Review
Bateman goes back to his roots with this black comedy, says Gerard Brennan.
- Mystery Man
- Headline
Mystery Man
There’s a new PI in Belfast. His qualifications? He owns No Alibis, a bookshop specialising in crime fiction. Is he a fast-talking, hard-drinking, skirt-chasing tough guy? Um, no. Not at all, really. He’s a bit...well, he’s cut from a different cloth. Oh, and he most definitely is not the real life shop owner, David Torrans.
Mystery Man is a Belfast crime fiction comedy in which our protagonist (a man with no name) tackles the cases he’s inherited from one of the few ‘real’ PIs in town. Malcolm Carlyle, the proprietor of Private Eye, a private investigation firm situated next to No Alibis bookshop, has apparently skipped town; leaving many a loose end untied. In desperation, his abandoned clients have started trickling into No Alibis for help. Handpicking a few cases, to pass the time more than anything else, the narrator makes a bit of a hobby out of tracking down scorned girlfriends or elusive items of clothing. It’s a nice distraction. Well, it’s nice up until he gets involved in The Case of the Dancing Jew.
This is probably Bateman’s most comedic novel to date, with practically a laugh a paragraph guaranteed. Some of the humour can make you feel a little guilty for laughing. To Bateman, political correctness is something that happens to other people, it would seem. It’s actually quite refreshing. The rest of the humour is of the semi-self-aware, self-deprecating variety that comes from the small revelations of the narrator’s personality. Each little nugget of information gradually builds to form one of the finest protagonists I’ve ever read. Yes, he even gives Dan Starkey a run for his money.
In the early chapters, you could well believe that Bateman has chosen to have a go at writing a modern-day cosy; a slightly bumbling detective logically solves a few minor mysteries. Then the dead bodies start to show up. In abundance. And as Dan Starkey has said more than once, “The jigsaw thickens!” Bateman looks beyond the Troubles (well, apart from a few political wisecracks – it’s set in Belfast, after all) and brings a different evil into the Northern Irish mix. Even at his most light-hearted and funniest, Bateman can’t resist dragging the reader over to his dark side. And, you know, it wouldn’t be half the experience it is if he didn’t.

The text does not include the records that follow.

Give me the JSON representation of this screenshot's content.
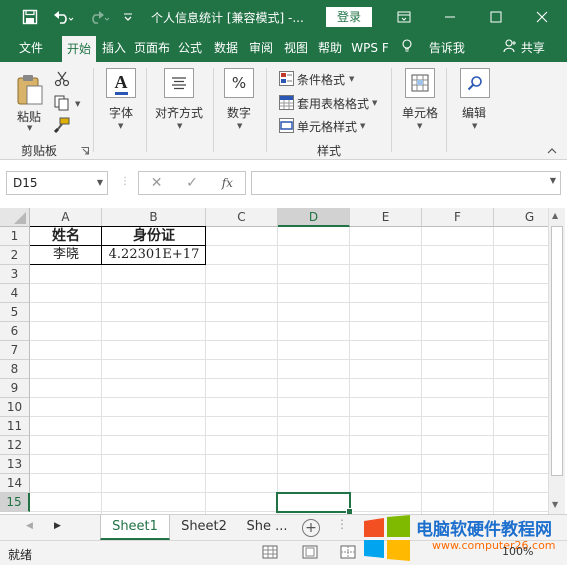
{
  "titlebar": {
    "save_icon": "save-icon",
    "undo_icon": "undo-icon",
    "redo_icon": "redo-icon",
    "customize_icon": "customize-qat-icon",
    "title": "个人信息统计 [兼容模式] -...",
    "login": "登录",
    "colors": {
      "brand": "#217346"
    }
  },
  "tabs": [
    "文件",
    "开始",
    "插入",
    "页面布",
    "公式",
    "数据",
    "审阅",
    "视图",
    "帮助",
    "WPS F"
  ],
  "tell_me": "告诉我",
  "share": "共享",
  "ribbon": {
    "paste": "粘贴",
    "clipboard": "剪贴板",
    "font": "字体",
    "align": "对齐方式",
    "number": "数字",
    "cond_format": "条件格式",
    "table_format": "套用表格格式",
    "cell_style": "单元格样式",
    "styles": "样式",
    "cells": "单元格",
    "edit": "编辑",
    "font_glyph": "A",
    "number_glyph": "%"
  },
  "formula": {
    "namebox": "D15",
    "fx": "fx",
    "value": ""
  },
  "columns": [
    "A",
    "B",
    "C",
    "D",
    "E",
    "F",
    "G"
  ],
  "rows": [
    "1",
    "2",
    "3",
    "4",
    "5",
    "6",
    "7",
    "8",
    "9",
    "10",
    "11",
    "12",
    "13",
    "14",
    "15"
  ],
  "cells": {
    "A1": "姓名",
    "B1": "身份证",
    "A2": "李晓",
    "B2": "4.22301E+17"
  },
  "selected": {
    "col": "D",
    "row": "15"
  },
  "sheets": [
    "Sheet1",
    "Sheet2",
    "She ..."
  ],
  "status": {
    "ready": "就绪",
    "zoom": "100%"
  },
  "watermark": {
    "name": "电脑软硬件教程网",
    "url": "www.computer26.com"
  }
}
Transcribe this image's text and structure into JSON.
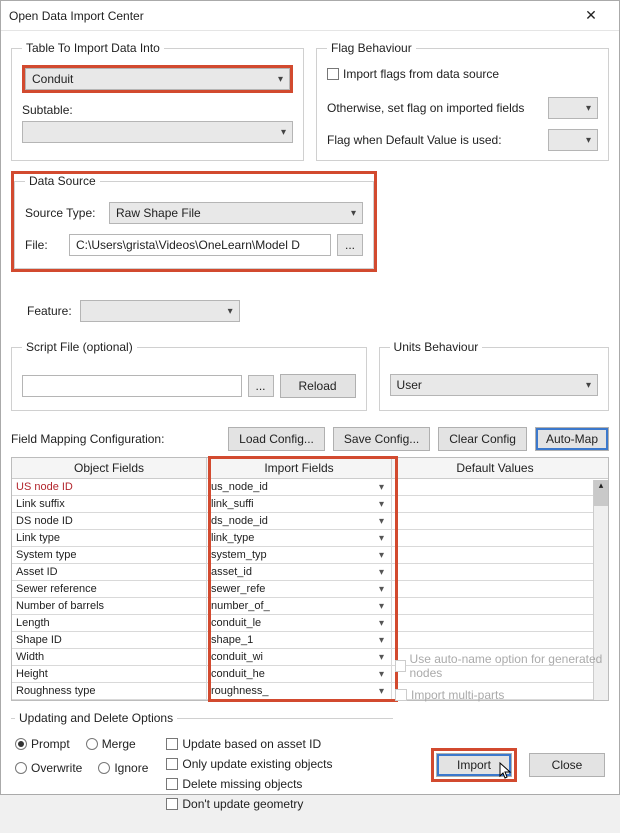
{
  "window": {
    "title": "Open Data Import Center"
  },
  "table_to_import": {
    "legend": "Table To Import Data Into",
    "table_select": "Conduit",
    "subtable_label": "Subtable:",
    "subtable_value": ""
  },
  "flag": {
    "legend": "Flag Behaviour",
    "import_flags": "Import flags from data source",
    "otherwise": "Otherwise, set flag on imported fields",
    "when_default": "Flag when Default Value is used:"
  },
  "datasource": {
    "legend": "Data Source",
    "source_type_label": "Source Type:",
    "source_type_value": "Raw Shape File",
    "feature_label": "Feature:",
    "file_label": "File:",
    "file_value": "C:\\Users\\grista\\Videos\\OneLearn\\Model D"
  },
  "script": {
    "legend": "Script File (optional)",
    "reload": "Reload"
  },
  "units": {
    "legend": "Units Behaviour",
    "value": "User"
  },
  "mapping": {
    "label": "Field Mapping Configuration:",
    "load": "Load Config...",
    "save": "Save Config...",
    "clear": "Clear Config",
    "auto": "Auto-Map"
  },
  "table": {
    "headers": {
      "obj": "Object Fields",
      "imp": "Import Fields",
      "def": "Default Values"
    },
    "rows": [
      {
        "obj": "US node ID",
        "imp": "us_node_id",
        "first": true
      },
      {
        "obj": "Link suffix",
        "imp": "link_suffi"
      },
      {
        "obj": "DS node ID",
        "imp": "ds_node_id"
      },
      {
        "obj": "Link type",
        "imp": "link_type"
      },
      {
        "obj": "System type",
        "imp": "system_typ"
      },
      {
        "obj": "Asset ID",
        "imp": "asset_id"
      },
      {
        "obj": "Sewer reference",
        "imp": "sewer_refe"
      },
      {
        "obj": "Number of barrels",
        "imp": "number_of_"
      },
      {
        "obj": "Length",
        "imp": "conduit_le"
      },
      {
        "obj": "Shape ID",
        "imp": "shape_1"
      },
      {
        "obj": "Width",
        "imp": "conduit_wi"
      },
      {
        "obj": "Height",
        "imp": "conduit_he"
      },
      {
        "obj": "Roughness type",
        "imp": "roughness_"
      }
    ]
  },
  "update": {
    "legend": "Updating and Delete Options",
    "prompt": "Prompt",
    "merge": "Merge",
    "overwrite": "Overwrite",
    "ignore": "Ignore",
    "based_on_asset": "Update based on asset ID",
    "only_existing": "Only update existing objects",
    "delete_missing": "Delete missing objects",
    "no_geom": "Don't update geometry"
  },
  "rightopts": {
    "autoname": "Use auto-name option for generated nodes",
    "multipart": "Import multi-parts"
  },
  "footer": {
    "import": "Import",
    "close": "Close"
  }
}
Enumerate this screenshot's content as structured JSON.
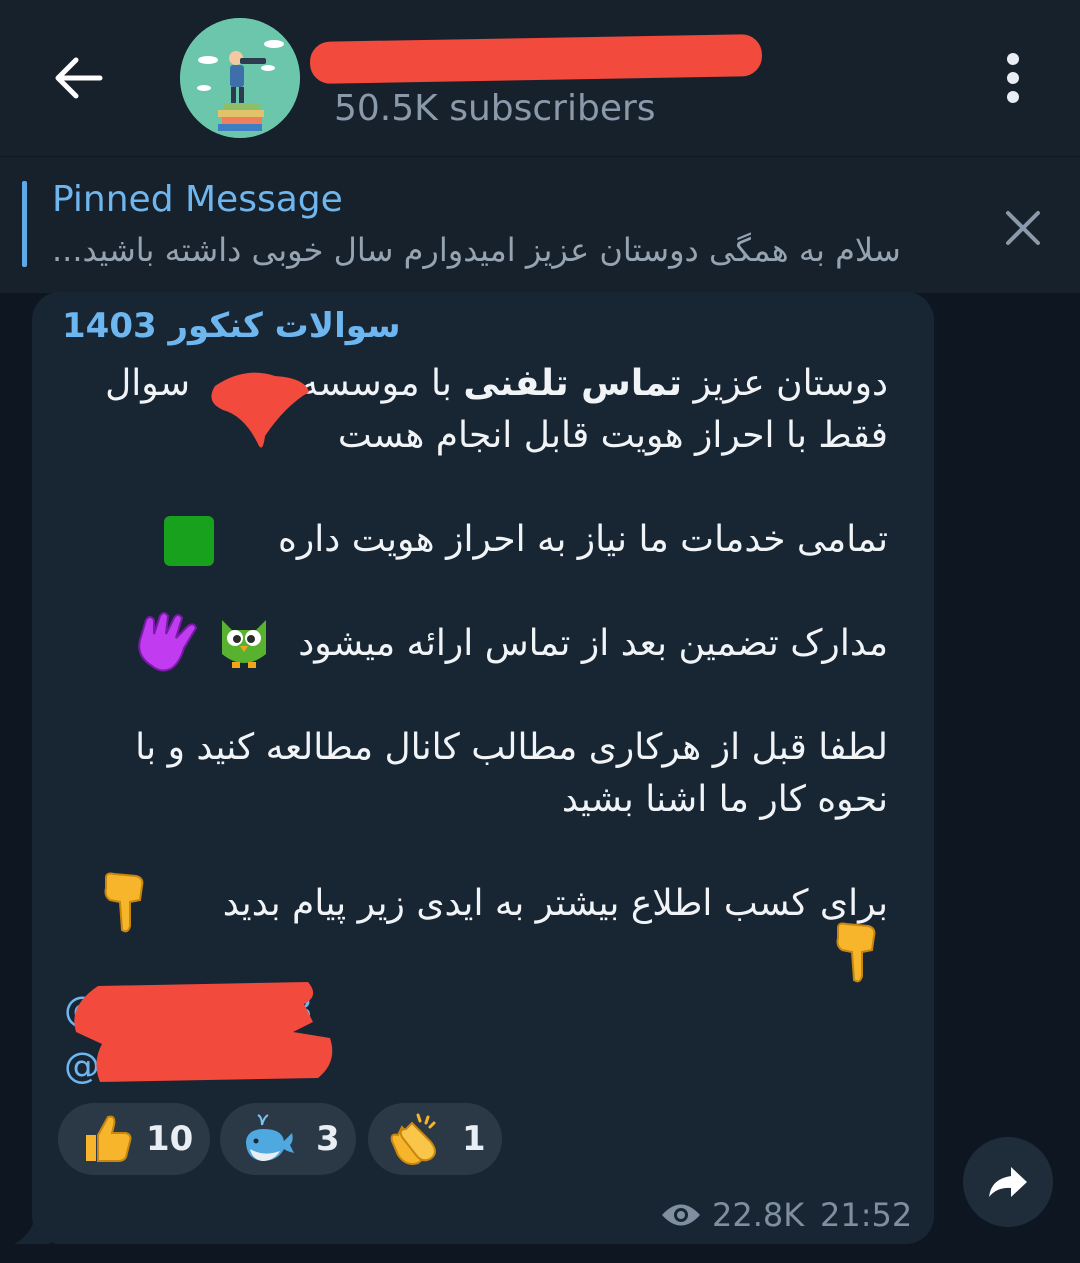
{
  "header": {
    "subscribers": "50.5K subscribers"
  },
  "pinned": {
    "title": "Pinned Message",
    "text": "سلام به همگی دوستان عزیز امیدوارم سال خوبی داشته باشید..."
  },
  "message": {
    "author": "سوالات کنکور 1403",
    "line1a": "دوستان عزیز ",
    "line1b": "تماس تلفنی",
    "line1c": " با موسسه",
    "line1d": "سوال",
    "line2": "فقط با احراز هویت قابل انجام هست",
    "line3": "تمامی خدمات ما نیاز به احراز هویت داره",
    "line4": "مدارک تضمین بعد از تماس ارائه میشود",
    "line5": "لطفا قبل از هرکاری مطالب کانال مطالعه کنید و با",
    "line6": "نحوه کار ما اشنا بشید",
    "line7": "برای کسب اطلاع بیشتر به ایدی زیر پیام بدید",
    "handle1_start": "@",
    "handle1_end": "3",
    "handle2_start": "@"
  },
  "reactions": [
    {
      "icon": "thumbs-up-icon",
      "count": "10"
    },
    {
      "icon": "whale-icon",
      "count": "3"
    },
    {
      "icon": "clapping-hands-icon",
      "count": "1"
    }
  ],
  "meta": {
    "views": "22.8K",
    "time": "21:52"
  },
  "colors": {
    "background": "#0e1621",
    "header": "#17212b",
    "bubble": "#182533",
    "accent": "#6db6f0",
    "redaction": "#f24a3c"
  }
}
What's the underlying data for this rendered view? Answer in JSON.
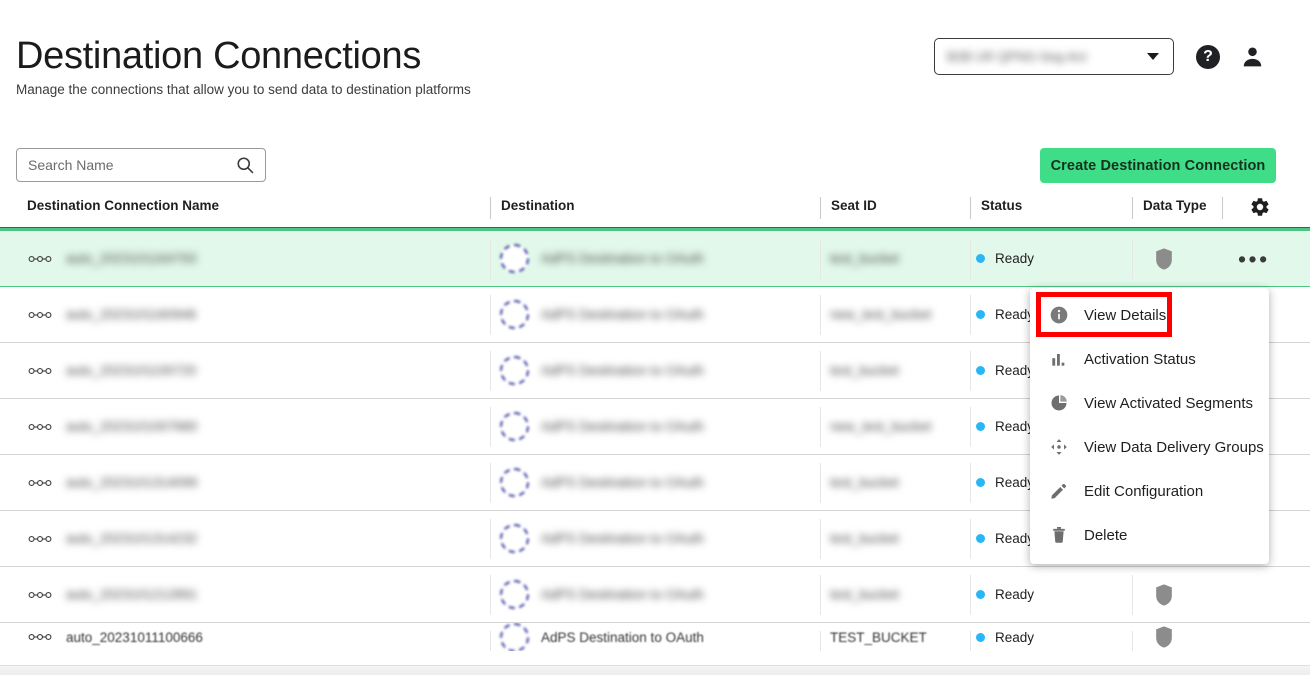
{
  "header": {
    "title": "Destination Connections",
    "subtitle": "Manage the connections that allow you to send data to destination platforms",
    "account_select_value": "B2B UR QPNG-Seg-Act",
    "help_icon": "help-circle-icon",
    "user_icon": "person-icon",
    "caret_icon": "chevron-down-icon"
  },
  "toolbar": {
    "search_placeholder": "Search Name",
    "search_value": "",
    "search_icon": "search-icon",
    "create_button_label": "Create Destination Connection",
    "create_button_color": "#3fdd87"
  },
  "table": {
    "columns": [
      "Destination Connection Name",
      "Destination",
      "Seat ID",
      "Status",
      "Data Type"
    ],
    "settings_icon": "gear-icon",
    "accent_color": "#4cc583",
    "selected_row_color": "#e2f8ea",
    "status_dot_color": "#29b6f6",
    "rows": [
      {
        "name": "auto_2023101164793",
        "destination": "AdPS Destination to OAuth",
        "seat_id": "test_bucket",
        "status": "Ready",
        "data_type": "shield-icon",
        "menu_icon": "ellipsis-icon",
        "selected": true
      },
      {
        "name": "auto_2023101160946",
        "destination": "AdPS Destination to OAuth",
        "seat_id": "new_test_bucket",
        "status": "Ready",
        "data_type": "",
        "menu_icon": "",
        "selected": false
      },
      {
        "name": "auto_2023101100720",
        "destination": "AdPS Destination to OAuth",
        "seat_id": "test_bucket",
        "status": "Ready",
        "data_type": "",
        "menu_icon": "",
        "selected": false
      },
      {
        "name": "auto_2023101007680",
        "destination": "AdPS Destination to OAuth",
        "seat_id": "new_test_bucket",
        "status": "Ready",
        "data_type": "",
        "menu_icon": "",
        "selected": false
      },
      {
        "name": "auto_2023101314099",
        "destination": "AdPS Destination to OAuth",
        "seat_id": "test_bucket",
        "status": "Ready",
        "data_type": "",
        "menu_icon": "",
        "selected": false
      },
      {
        "name": "auto_2023101314232",
        "destination": "AdPS Destination to OAuth",
        "seat_id": "test_bucket",
        "status": "Ready",
        "data_type": "",
        "menu_icon": "",
        "selected": false
      },
      {
        "name": "auto_2023101212891",
        "destination": "AdPS Destination to OAuth",
        "seat_id": "test_bucket",
        "status": "Ready",
        "data_type": "shield-icon",
        "menu_icon": "",
        "selected": false
      },
      {
        "name": "auto_20231011100666",
        "destination": "AdPS Destination to OAuth",
        "seat_id": "TEST_BUCKET",
        "status": "Ready",
        "data_type": "shield-icon",
        "menu_icon": "",
        "selected": false
      }
    ]
  },
  "context_menu": {
    "highlighted_item": "View Details",
    "highlight_color": "#ff0000",
    "items": [
      {
        "label": "View Details",
        "icon": "info-circle-icon"
      },
      {
        "label": "Activation Status",
        "icon": "bar-chart-icon"
      },
      {
        "label": "View Activated Segments",
        "icon": "pie-chart-icon"
      },
      {
        "label": "View Data Delivery Groups",
        "icon": "move-arrows-icon"
      },
      {
        "label": "Edit Configuration",
        "icon": "pencil-icon"
      },
      {
        "label": "Delete",
        "icon": "trash-icon"
      }
    ]
  }
}
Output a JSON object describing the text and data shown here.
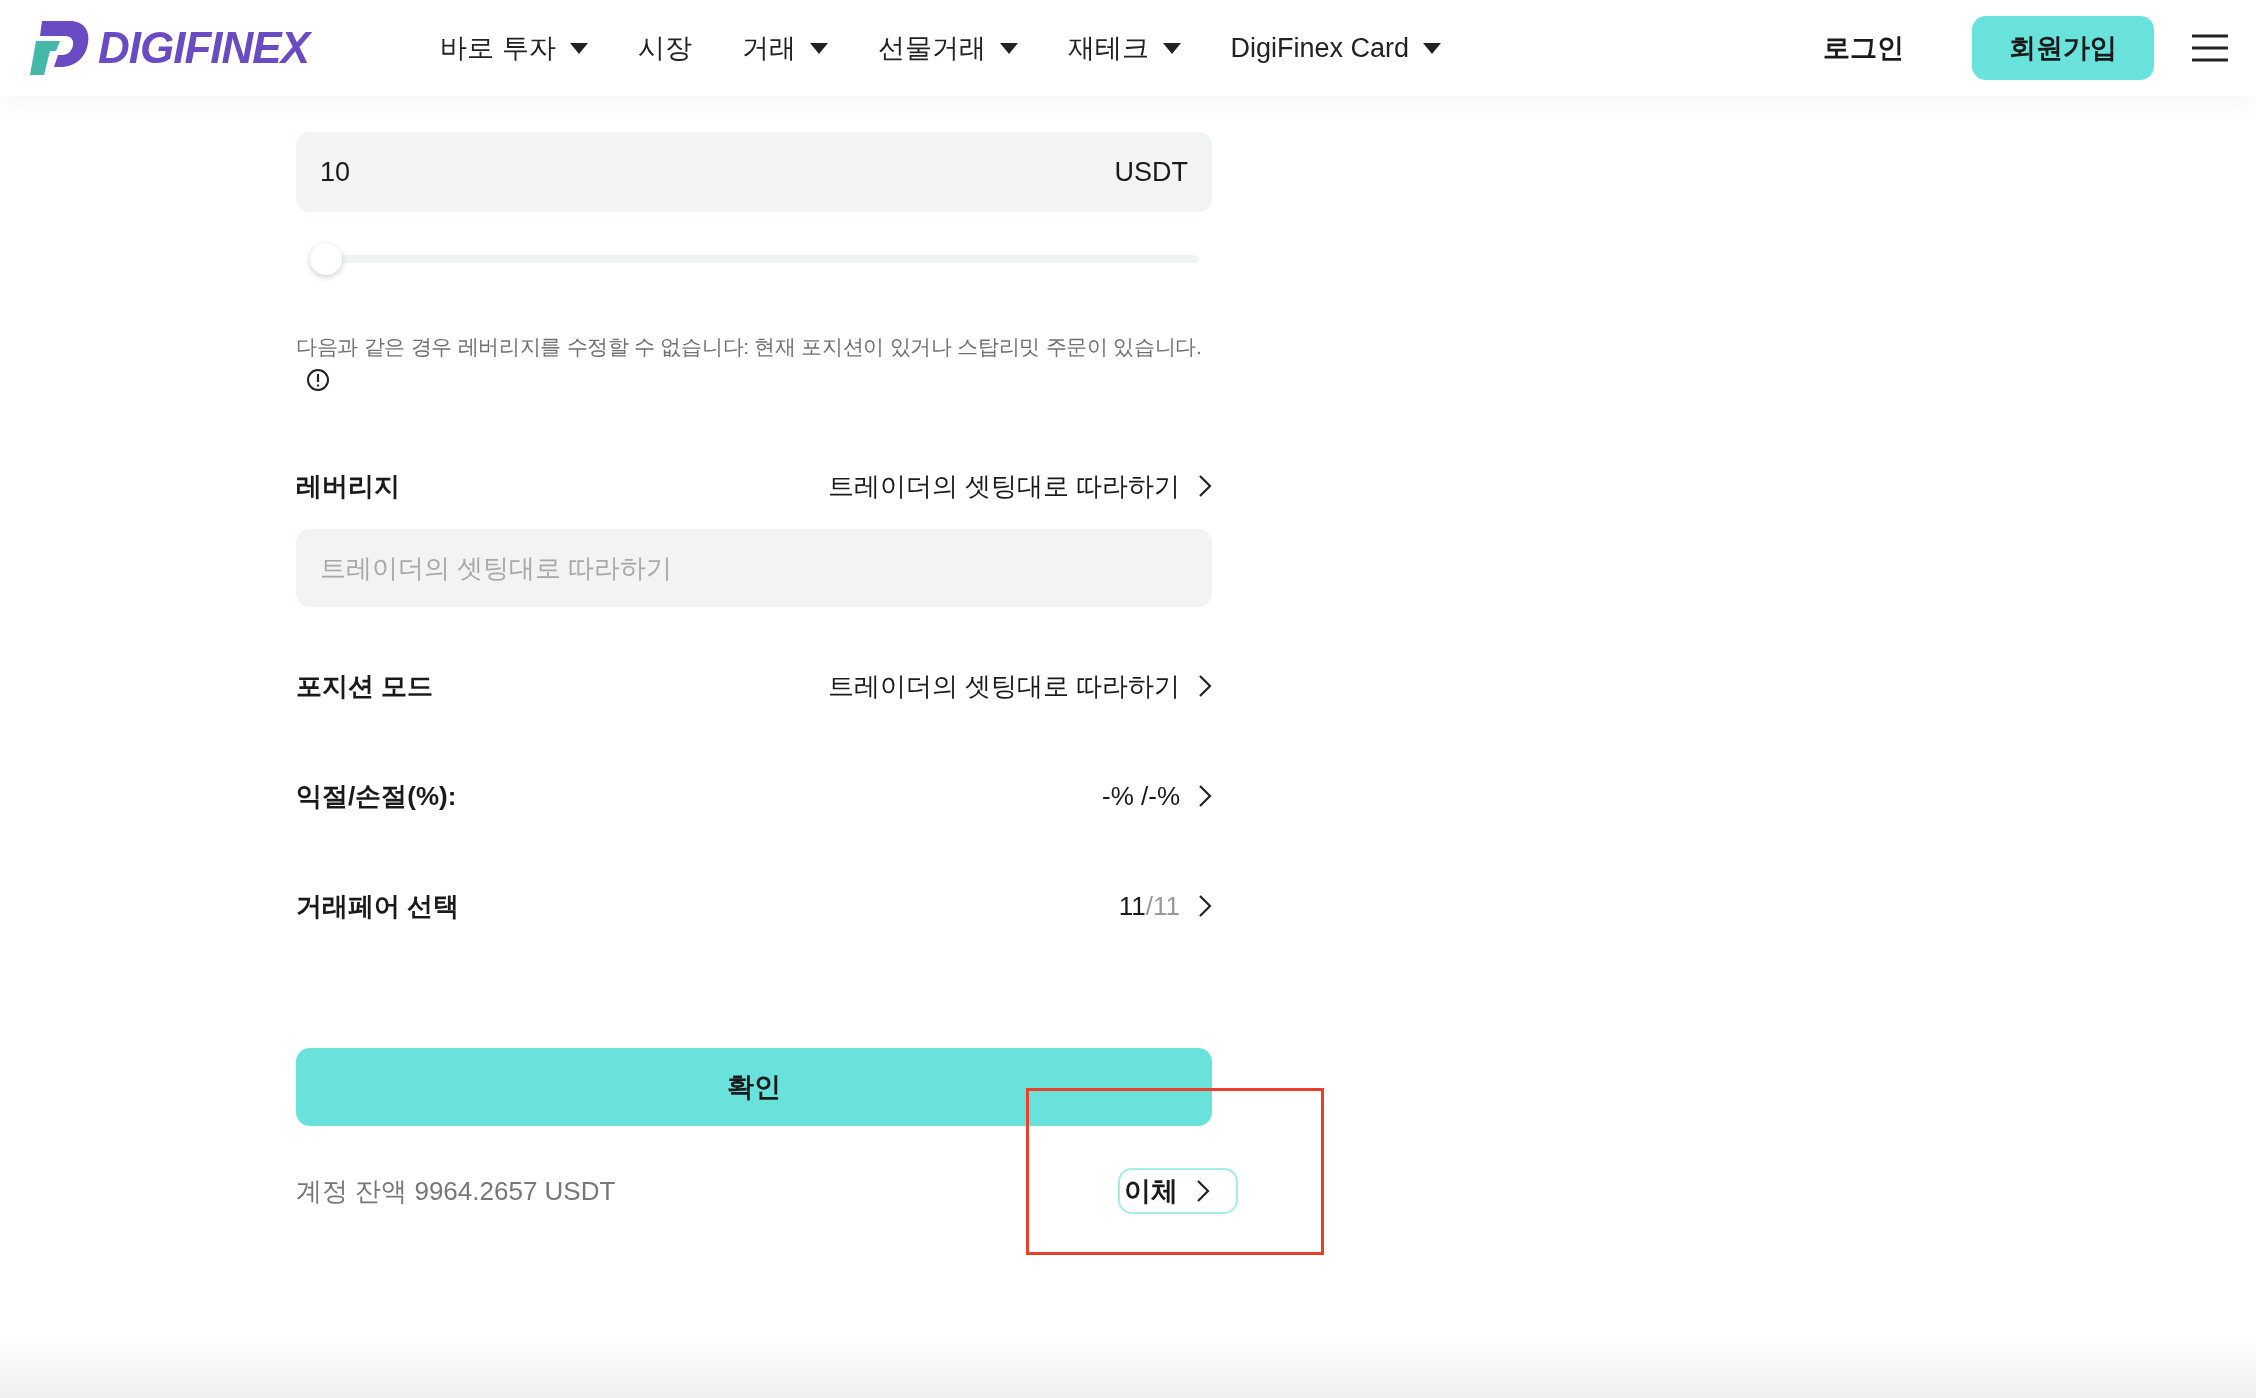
{
  "header": {
    "logo": "DIGIFINEX",
    "nav": [
      {
        "label": "바로 투자",
        "dropdown": true
      },
      {
        "label": "시장",
        "dropdown": false
      },
      {
        "label": "거래",
        "dropdown": true
      },
      {
        "label": "선물거래",
        "dropdown": true
      },
      {
        "label": "재테크",
        "dropdown": true
      },
      {
        "label": "DigiFinex Card",
        "dropdown": true
      }
    ],
    "login": "로그인",
    "signup": "회원가입"
  },
  "amount": {
    "value": "10",
    "unit": "USDT",
    "slider": {
      "level": 0
    }
  },
  "note": "다음과 같은 경우 레버리지를 수정할 수 없습니다: 현재 포지션이 있거나 스탑리밋 주문이 있습니다.",
  "leverage": {
    "label": "레버리지",
    "value": "트레이더의 셋팅대로 따라하기",
    "placeholder": "트레이더의 셋팅대로 따라하기"
  },
  "rows": [
    {
      "label": "포지션 모드",
      "value": "트레이더의 셋팅대로 따라하기"
    },
    {
      "label": "익절/손절(%):",
      "value": "-% /-%"
    },
    {
      "label": "거래페어 선택",
      "value": "11",
      "value_suffix": "/11"
    }
  ],
  "confirm": "확인",
  "balance": "계정 잔액 9964.2657 USDT",
  "transfer": "이체"
}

So, accompanied by a dreadful shop assistant, a beautiful and quirky sidekick and a personality defect or three, Bateman’s latest protagonist really spins a terrific yarn. And it’s possible that he’s taking on Starkey’s torch as the new Bateman series character. In fact, Bateman has announced on his blog that he’s already halfway through the follow up, Day of the Jack Russell. If anybody is going to replace Belfast’s most infamous reporter and anti-hero, let it be the Mystery Man.
Mystery Man will give you more laughs than a bar full of rabbis and priests. This being the follow up to the more serious Orpheus Rising, you just never know where Bateman is going to take the loyal reader next. You do know that it’s a place worth visiting, though.